"The care of sheep is the subject of frequent allusion in Scripture. The shepherd leads (not drives) them to pasture and water (Ps. 23; 77:20; 78:52; 80:1); protects them at the risk of his life (John 10:15). To keep them from the cold and rain and beasts, he collects them in caves (1 Sam. 24:3) or enclosures built of rough stones (Num. 32:16; Judg. 5:16; Zeph. 2:6; John 10:1). The sheep know their shepherd, and heed his voice (John 10:4). It is one of the most interesting spectacles to see a number of flocks of thirsty sheep brought by their several shepherds to be watered at a fountain. Each flock, in obedience to the call of its own shepherd, lies down, awaiting its turn. The shepherd of one flock calls his sheep in squads, draws water for them, pours it into the troughs, and, when the squad has done, orders it away by sounds which the sheep perfectly understand, and calls up another squad. When the whole of one flock is watered, its shepherd signals to it, and the sheep rise and move leisurely away, while another flock comes in a similar manner to the troughs, and so on, until all the flocks are watered. The sheep never make any mistake as to who whistles to them or calls to them. 'They know not the voice of strangers' (John 10:5). Sometimes they are called by names (John 10:3). Syrian sheep are usually white (Ps. 147:16; Isa. 1:18; Dan. 7:9), but some are brown (Gen. 30:32-42; Revised Version 'black'). No animal mentioned in Scripture compares in symbolical interest and importance with the sheep. It is alluded to about five hundred times."
The Singing Pilgrim
A CHARACTERIZATION OF THE TWENTY-THIRD PSALM
HENRY WARD BEECHER
"The Twenty-third Psalm is the nightingale of the psalms. It is small, of a homely feather, singing shyly out of obscurity; but, oh, it has filled the air of the whole world with melodious joy, greater than the heart can conceive! Blessed be the day on which that psalm was born!
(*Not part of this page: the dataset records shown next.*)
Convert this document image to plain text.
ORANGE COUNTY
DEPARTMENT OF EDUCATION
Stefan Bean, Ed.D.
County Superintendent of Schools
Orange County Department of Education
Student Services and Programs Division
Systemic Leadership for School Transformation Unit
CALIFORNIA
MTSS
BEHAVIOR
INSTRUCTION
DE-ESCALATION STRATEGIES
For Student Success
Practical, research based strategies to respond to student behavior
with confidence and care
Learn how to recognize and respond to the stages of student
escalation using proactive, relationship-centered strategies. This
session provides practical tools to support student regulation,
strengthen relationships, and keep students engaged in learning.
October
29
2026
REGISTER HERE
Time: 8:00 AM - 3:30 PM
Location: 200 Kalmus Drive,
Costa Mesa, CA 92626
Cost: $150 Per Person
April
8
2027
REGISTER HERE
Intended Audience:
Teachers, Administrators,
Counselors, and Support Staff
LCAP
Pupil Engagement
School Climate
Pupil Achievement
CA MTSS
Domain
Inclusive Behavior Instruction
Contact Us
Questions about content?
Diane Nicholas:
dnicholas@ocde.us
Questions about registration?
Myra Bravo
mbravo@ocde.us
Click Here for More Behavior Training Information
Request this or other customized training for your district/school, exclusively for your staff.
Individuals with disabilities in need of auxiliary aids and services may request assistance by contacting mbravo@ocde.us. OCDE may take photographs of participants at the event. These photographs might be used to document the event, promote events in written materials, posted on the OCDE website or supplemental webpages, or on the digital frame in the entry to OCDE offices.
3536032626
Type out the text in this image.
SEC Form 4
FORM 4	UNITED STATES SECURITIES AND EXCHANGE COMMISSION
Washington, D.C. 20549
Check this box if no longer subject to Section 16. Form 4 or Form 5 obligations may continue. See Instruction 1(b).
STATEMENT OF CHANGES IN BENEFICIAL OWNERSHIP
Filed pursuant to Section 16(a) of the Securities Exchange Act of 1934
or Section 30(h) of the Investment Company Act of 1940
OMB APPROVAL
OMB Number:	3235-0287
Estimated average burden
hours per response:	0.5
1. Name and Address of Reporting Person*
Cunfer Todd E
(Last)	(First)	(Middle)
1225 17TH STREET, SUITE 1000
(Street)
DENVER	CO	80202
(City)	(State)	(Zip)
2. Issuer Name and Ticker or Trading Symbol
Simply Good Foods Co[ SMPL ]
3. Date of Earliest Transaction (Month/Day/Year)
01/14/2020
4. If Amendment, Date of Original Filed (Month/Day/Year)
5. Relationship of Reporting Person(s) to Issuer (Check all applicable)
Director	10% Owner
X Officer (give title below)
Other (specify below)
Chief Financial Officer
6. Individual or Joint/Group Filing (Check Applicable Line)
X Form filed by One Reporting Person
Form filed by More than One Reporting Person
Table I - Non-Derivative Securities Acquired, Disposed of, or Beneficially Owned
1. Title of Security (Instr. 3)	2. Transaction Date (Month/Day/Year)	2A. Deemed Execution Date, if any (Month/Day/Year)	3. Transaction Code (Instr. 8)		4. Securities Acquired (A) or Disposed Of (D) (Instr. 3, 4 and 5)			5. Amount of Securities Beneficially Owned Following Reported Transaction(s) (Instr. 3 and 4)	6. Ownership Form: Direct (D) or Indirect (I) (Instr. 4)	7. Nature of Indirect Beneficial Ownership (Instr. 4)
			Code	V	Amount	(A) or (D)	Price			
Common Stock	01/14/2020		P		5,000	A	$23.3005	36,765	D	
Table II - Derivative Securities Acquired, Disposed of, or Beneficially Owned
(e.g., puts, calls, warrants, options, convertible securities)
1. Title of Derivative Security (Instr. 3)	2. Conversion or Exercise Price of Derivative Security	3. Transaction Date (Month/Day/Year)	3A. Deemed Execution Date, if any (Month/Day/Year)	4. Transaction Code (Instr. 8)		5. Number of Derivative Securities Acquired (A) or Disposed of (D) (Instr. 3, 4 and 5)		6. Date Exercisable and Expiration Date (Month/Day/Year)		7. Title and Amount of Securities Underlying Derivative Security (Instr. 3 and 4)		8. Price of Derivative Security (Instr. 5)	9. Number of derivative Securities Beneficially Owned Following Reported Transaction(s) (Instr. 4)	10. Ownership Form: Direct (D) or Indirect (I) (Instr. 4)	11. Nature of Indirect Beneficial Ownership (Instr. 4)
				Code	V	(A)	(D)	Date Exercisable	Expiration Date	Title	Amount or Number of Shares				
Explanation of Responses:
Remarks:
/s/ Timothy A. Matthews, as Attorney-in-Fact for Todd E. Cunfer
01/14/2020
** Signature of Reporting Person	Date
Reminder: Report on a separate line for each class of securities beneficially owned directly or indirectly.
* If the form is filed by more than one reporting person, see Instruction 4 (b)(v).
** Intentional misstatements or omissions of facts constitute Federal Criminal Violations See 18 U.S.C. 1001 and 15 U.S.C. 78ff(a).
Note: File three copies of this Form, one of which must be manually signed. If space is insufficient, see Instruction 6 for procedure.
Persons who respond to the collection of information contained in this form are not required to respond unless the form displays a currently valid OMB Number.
"What would you say of a pilgrim commissioned of God to travel up and down the earth singing a strange melody, which, when once heard, caused him to forget whatever sorrow he had? And so the singing angel goes on his way through all lands, singing in the language of every nation, driving away trouble by the pulses of the air which his tongue moves with divine power. Behold just such an one! This pilgrim God has sent to speak in every language on the globe. It has charmed more griefs to rest than all the philosophy of the world. It has remanded to their dungeon more felon thoughts, more black doubts, more thieving sorrows, than there are sands on the seashore. It has comforted the noble host of the poor. It has sung courage to the army of the disappointed. It has poured balm and consolation into the heart of the sick, of captives in dungeons, of widows in their pinching griefs, of orphans in their loneliness. Dying soldiers have died easier as it was read to them; ghastly hospitals have been illuminated; it has visited the prisoner and broken his chains, and, like Peter's angel, led him forth in imagination, and sung him back to his home again. It has made the dying Christian slave freer than his master, and consoled those whom, dying, he left behind, mourning not so much that he was gone as because they were left behind and could not go too.
"Nor is its work done. It will go on singing to your children and my children, and to their children, through all the generations of time; nor will it fold its wings till the last pilgrim is safe, and time ended; and then it shall fly back to the bosom of God, whence it issued, and sound on, mingled with all those sounds of celestial joy which make heaven musical forever."